Atlanta’s moment of silence for Boston after the attack
By David Pendered
Atlantans are paying quiet respects to Boston following the explosions during the Boston Marathon.
Artist Walter Cumming was watching the event live on an internet feed, drawing during the race, and posted drawings from his sketchbook scant hours after the blasts. Atlanta Mayor Kasim Reed issued a statement. MARTA and other agencies advised that security has been increased, including what appear to be additional patrol cars parked near the state Capitol.
On Thursday, Atlanta Councilmember H. Lamar Willis intends to honor Boston’s victims with a moment of silence before his weekly run/walk, which he does with city employees.
Atlanta knows the pain of bombs that hurt civilians.
Marks from the bomb that went off in Centennial Olympic Park during the 1996 Summer Olympic Games remain on a statue in the park.
The next year, bombs detonated at an abortion clinic in Sandy Springs and at a lesbian bar in Atlanta.
The heightened state of anxiety has led to extra vigilance. Two alarms proved to be false.
A suspicious package inside a Wells Fargo Bank at 4454 Roswell Road was reported Wednesday at 11:05 a.m. to Atlanta police, police said. The bank was evacuated, the intersection of Roswell near Wieuca Road was shut to vehicles and pedestrians. A SWAT team arrived and examined the package – determining it was guidebooks.
On Tuesday, at about 1 p.m., Atlanta police officers responded to a call near Turner Field, near Hank Aaron Drive and Georgia Avenue, concerning a suspicious package under a garbage can that appeared to contain an electronic device. The call was made by the ballpark’s security squad, which was out on routine patrol. A SWAT team responded, and police said the device appeared to be no threat.
Cumming, the artist, posted his drawings beneath a two-paragraph introduction. It reads:
- “This is a nightmare. I have run and finished 10 Boston marathons from 1979 to 2007 (2:34:52 best time). Even among runners, I would qualify as a Boston fanatic. “This is a tragedy beyond my imagination. My sacred Boston Marathon will never be the same. My heart goes out to the runners, spectators and families who are affected.
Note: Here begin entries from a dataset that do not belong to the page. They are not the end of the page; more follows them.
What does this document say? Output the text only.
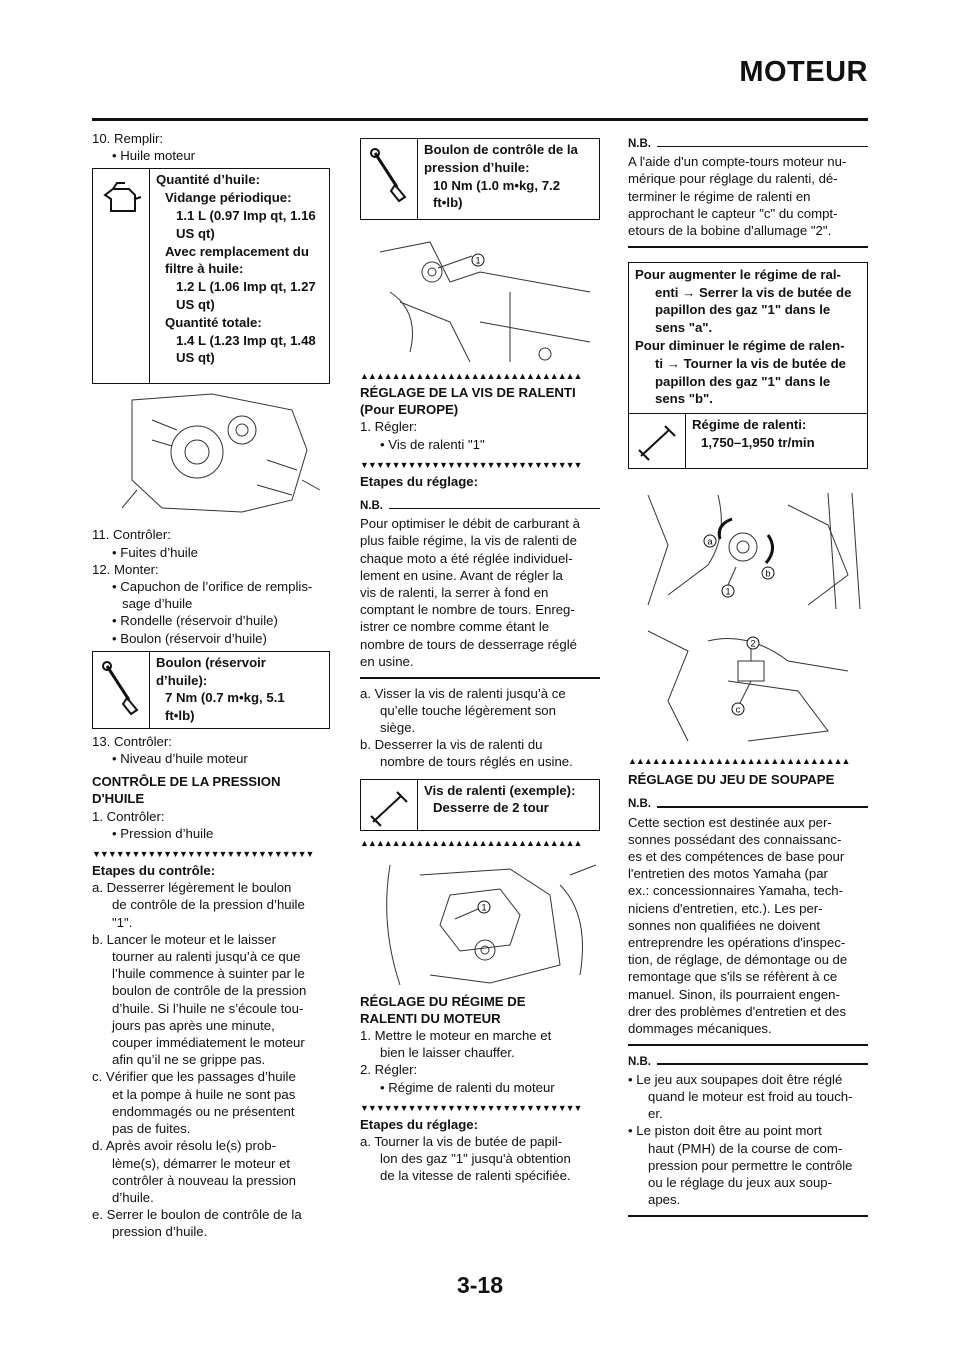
MOTEUR
10. Remplir:
• Huile moteur
Quantité d’huile:
Vidange périodique:
1.1 L (0.97 Imp qt, 1.16
US qt)
Avec remplacement du
filtre à huile:
1.2 L (1.06 Imp qt, 1.27
US qt)
Quantité totale:
1.4 L (1.23 Imp qt, 1.48
US qt)
11. Contrôler:
• Fuites d’huile
12. Monter:
• Capuchon de l’orifice de remplis-
sage d’huile
• Rondelle (réservoir d’huile)
• Boulon (réservoir d’huile)
Boulon (réservoir
d’huile):
7 Nm (0.7 m•kg, 5.1
ft•lb)
13. Contrôler:
• Niveau d’huile moteur
CONTRÔLE DE LA PRESSION
D'HUILE
1. Contrôler:
• Pression d’huile
▼▼▼▼▼▼▼▼▼▼▼▼▼▼▼▼▼▼▼▼▼▼▼▼▼▼▼▼
Etapes du contrôle:
a. Desserrer légèrement le boulon
de contrôle de la pression d’huile
"1".
b. Lancer le moteur et le laisser
tourner au ralenti jusqu’à ce que
l’huile commence à suinter par le
boulon de contrôle de la pression
d’huile. Si l’huile ne s’écoule tou-
jours pas après une minute,
couper immédiatement le moteur
afin qu’il ne se grippe pas.
c. Vérifier que les passages d’huile
et la pompe à huile ne sont pas
endommagés ou ne présentent
pas de fuites.
d. Après avoir résolu le(s) prob-
lème(s), démarrer le moteur et
contrôler à nouveau la pression
d’huile.
e. Serrer le boulon de contrôle de la
pression d’huile.
Boulon de contrôle de la
pression d’huile:
10 Nm (1.0 m•kg, 7.2
ft•lb)
1
▲▲▲▲▲▲▲▲▲▲▲▲▲▲▲▲▲▲▲▲▲▲▲▲▲▲▲▲
RÉGLAGE DE LA VIS DE RALENTI
(Pour EUROPE)
1. Régler:
• Vis de ralenti "1"
▼▼▼▼▼▼▼▼▼▼▼▼▼▼▼▼▼▼▼▼▼▼▼▼▼▼▼▼
Etapes du réglage:
N.B.
Pour optimiser le débit de carburant à
plus faible régime, la vis de ralenti de
chaque moto a été réglée individuel-
lement en usine. Avant de régler la
vis de ralenti, la serrer à fond en
comptant le nombre de tours. Enreg-
istrer ce nombre comme étant le
nombre de tours de desserrage réglé
en usine.
a. Visser la vis de ralenti jusqu’à ce
qu’elle touche légèrement son
siège.
b. Desserrer la vis de ralenti du
nombre de tours réglés en usine.
Vis de ralenti (exemple):
Desserre de 2 tour
▲▲▲▲▲▲▲▲▲▲▲▲▲▲▲▲▲▲▲▲▲▲▲▲▲▲▲▲
1
RÉGLAGE DU RÉGIME DE
RALENTI DU MOTEUR
1. Mettre le moteur en marche et
bien le laisser chauffer.
2. Régler:
• Régime de ralenti du moteur
▼▼▼▼▼▼▼▼▼▼▼▼▼▼▼▼▼▼▼▼▼▼▼▼▼▼▼▼
Etapes du réglage:
a. Tourner la vis de butée de papil-
lon des gaz "1" jusqu'à obtention
de la vitesse de ralenti spécifiée.
N.B.
A l'aide d'un compte-tours moteur nu-
mérique pour réglage du ralenti, dé-
terminer le régime de ralenti en
approchant le capteur "c" du compt-
etours de la bobine d'allumage "2".
Pour augmenter le régime de ral-
enti → Serrer la vis de butée de
papillon des gaz "1" dans le
sens "a".
Pour diminuer le régime de ralen-
ti → Tourner la vis de butée de
papillon des gaz "1" dans le
sens "b".
Régime de ralenti:
1,750–1,950 tr/min
a
b
1
2
c
▲▲▲▲▲▲▲▲▲▲▲▲▲▲▲▲▲▲▲▲▲▲▲▲▲▲▲▲
RÉGLAGE DU JEU DE SOUPAPE
N.B.
Cette section est destinée aux per-
sonnes possédant des connaissanc-
es et des compétences de base pour
l'entretien des motos Yamaha (par
ex.: concessionnaires Yamaha, tech-
niciens d'entretien, etc.). Les per-
sonnes non qualifiées ne doivent
entreprendre les opérations d'inspec-
tion, de réglage, de démontage ou de
remontage que s'ils se réfèrent à ce
manuel. Sinon, ils pourraient engen-
drer des problèmes d'entretien et des
dommages mécaniques.
N.B.
• Le jeu aux soupapes doit être réglé
quand le moteur est froid au touch-
er.
• Le piston doit être au point mort
haut (PMH) de la course de com-
pression pour permettre le contrôle
ou le réglage du jeux aux soup-
apes.
3-18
- “These sketches were drawn live in my sketch book from an internet live stream in my studio in Atlanta this [Monday] morning. The top women and men finished around noon, about three hours before the bombs.”
Reed issued this statement early Monday evening:
“My thoughts and prayers are with the City of Boston today and all those who have been affected by today’s tragic events. I am deeply saddened to hear of the loss of life and injuries suffered by so many people. Here at home, the City of Atlanta’s First Responders are currently taking additional measures to enhance the safety of our citizens and protect them from senseless acts of violence.”
Note to readers: Pendered and Cumming worked together for many years at The Atlanta Journal-Constitution.